Ce vendredi 19 juin 2026, l’Assemblée nationale du Bénin a adopté à l’unanimité la loi de finances rectificative pour l’exercice 2026. Ce texte permet au gouvernement de réajuster le budget de l’État en fonction de la nouvelle organisation gouvernementale et des priorités de l’exécutif.
Cette révision budgétaire intervient dans le cadre d’une réorganisation de l’appareil gouvernemental. D’après le rapport de la Commission des finances, présenté par son président Gérard Gbénonchi, l’objectif est d’adapter les dotations aux ministères nouvellement créés ou réorganisés, afin qu’ils disposent des ressources nécessaires à leurs missions.
La loi modifie certaines prévisions budgétaires sans remettre en cause les équilibres financiers principaux pour 2026. Les ajustements concernent notamment la réaffectation de crédits pour tenir compte de la nouvelle architecture gouvernementale. La Commission des finances souligne que cette redistribution doit améliorer l’efficacité de l’action administrative et la coordination des politiques publiques, tout en assurant la continuité de l’action de l’État dans les secteurs prioritaires.
Le texte maintient également l’accent sur les dépenses sociales, les mesures de soutien au pouvoir d’achat, l’agriculture, l’emploi et les investissements publics à portée économique et sociale.
Objectif de croissance maintenu à 7,5 %
Sur le plan macroéconomique, les prévisions de croissance restent fixées à 7,5 %. Le déficit budgétaire est arrêté à 3,1 % du produit intérieur brut, un niveau proche du plafond communautaire de 3 % dans l’Union économique et monétaire ouest-africaine.
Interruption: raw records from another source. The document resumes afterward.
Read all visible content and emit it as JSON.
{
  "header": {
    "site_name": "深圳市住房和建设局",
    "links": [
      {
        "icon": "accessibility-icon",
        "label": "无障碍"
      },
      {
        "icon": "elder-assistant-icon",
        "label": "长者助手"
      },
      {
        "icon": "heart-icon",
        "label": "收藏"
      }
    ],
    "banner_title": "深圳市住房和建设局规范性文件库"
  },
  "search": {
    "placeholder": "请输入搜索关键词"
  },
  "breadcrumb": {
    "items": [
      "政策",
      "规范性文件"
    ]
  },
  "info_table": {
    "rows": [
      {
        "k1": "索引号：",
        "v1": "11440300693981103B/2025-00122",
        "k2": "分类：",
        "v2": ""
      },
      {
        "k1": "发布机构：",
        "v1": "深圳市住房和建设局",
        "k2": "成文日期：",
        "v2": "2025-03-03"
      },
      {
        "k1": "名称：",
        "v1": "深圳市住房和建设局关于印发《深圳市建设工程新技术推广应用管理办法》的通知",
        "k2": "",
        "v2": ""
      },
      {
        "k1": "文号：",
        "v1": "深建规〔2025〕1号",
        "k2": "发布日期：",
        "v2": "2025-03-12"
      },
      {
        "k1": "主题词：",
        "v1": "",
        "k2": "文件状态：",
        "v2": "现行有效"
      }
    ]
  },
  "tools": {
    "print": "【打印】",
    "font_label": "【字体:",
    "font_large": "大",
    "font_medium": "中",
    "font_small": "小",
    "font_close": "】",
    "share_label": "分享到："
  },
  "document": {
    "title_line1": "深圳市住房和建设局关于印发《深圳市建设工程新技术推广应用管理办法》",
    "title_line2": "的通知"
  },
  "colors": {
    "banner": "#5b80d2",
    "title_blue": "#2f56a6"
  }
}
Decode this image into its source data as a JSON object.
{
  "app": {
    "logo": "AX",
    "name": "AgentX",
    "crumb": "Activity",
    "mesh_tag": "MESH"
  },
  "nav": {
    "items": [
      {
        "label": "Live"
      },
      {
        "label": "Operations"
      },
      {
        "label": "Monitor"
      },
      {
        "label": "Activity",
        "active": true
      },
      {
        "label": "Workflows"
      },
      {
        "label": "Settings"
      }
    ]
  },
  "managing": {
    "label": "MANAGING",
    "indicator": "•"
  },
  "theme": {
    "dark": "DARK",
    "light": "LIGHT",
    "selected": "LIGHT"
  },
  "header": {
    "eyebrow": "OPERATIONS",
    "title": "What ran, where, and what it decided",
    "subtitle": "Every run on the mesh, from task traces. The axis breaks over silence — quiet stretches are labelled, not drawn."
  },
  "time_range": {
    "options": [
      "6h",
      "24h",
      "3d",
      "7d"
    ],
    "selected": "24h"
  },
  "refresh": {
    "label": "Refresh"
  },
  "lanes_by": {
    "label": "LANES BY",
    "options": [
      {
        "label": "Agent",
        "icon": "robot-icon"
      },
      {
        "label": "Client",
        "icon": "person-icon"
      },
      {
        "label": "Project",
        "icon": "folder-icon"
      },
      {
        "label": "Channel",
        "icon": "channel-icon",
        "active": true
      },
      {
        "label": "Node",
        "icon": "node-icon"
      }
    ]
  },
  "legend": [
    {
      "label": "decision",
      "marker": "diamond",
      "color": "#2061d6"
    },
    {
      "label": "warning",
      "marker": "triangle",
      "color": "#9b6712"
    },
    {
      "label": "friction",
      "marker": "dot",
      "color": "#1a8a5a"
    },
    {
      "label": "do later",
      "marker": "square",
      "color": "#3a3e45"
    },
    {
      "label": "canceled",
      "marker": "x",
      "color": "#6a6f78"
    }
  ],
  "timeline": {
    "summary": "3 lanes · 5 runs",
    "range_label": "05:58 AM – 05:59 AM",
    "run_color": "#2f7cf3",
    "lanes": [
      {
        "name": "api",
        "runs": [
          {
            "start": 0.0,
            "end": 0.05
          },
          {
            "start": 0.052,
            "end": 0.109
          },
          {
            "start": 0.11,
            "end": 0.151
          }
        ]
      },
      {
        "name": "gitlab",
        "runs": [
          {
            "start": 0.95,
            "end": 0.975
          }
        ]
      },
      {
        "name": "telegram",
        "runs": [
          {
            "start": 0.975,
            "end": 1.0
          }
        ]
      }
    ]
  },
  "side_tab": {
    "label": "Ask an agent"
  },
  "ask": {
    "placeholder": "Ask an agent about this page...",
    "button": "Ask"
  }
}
La loi introduit aussi des mesures pour moderniser l’administration fiscale, notamment la dématérialisation des procédures de contrôle, l’amélioration du suivi des contribuables et l’adaptation aux évolutions de l’économie numérique. Elle prend en compte certaines activités réalisées par des opérateurs non-résidents ainsi que les revenus issus des plateformes numériques, dans le but d’élargir l’assiette fiscale et de renforcer la mobilisation des ressources intérieures.
Après son adoption par le Parlement, la loi de finances rectificative 2026 entre dans sa phase de mise en œuvre par le gouvernement et les administrations concernées.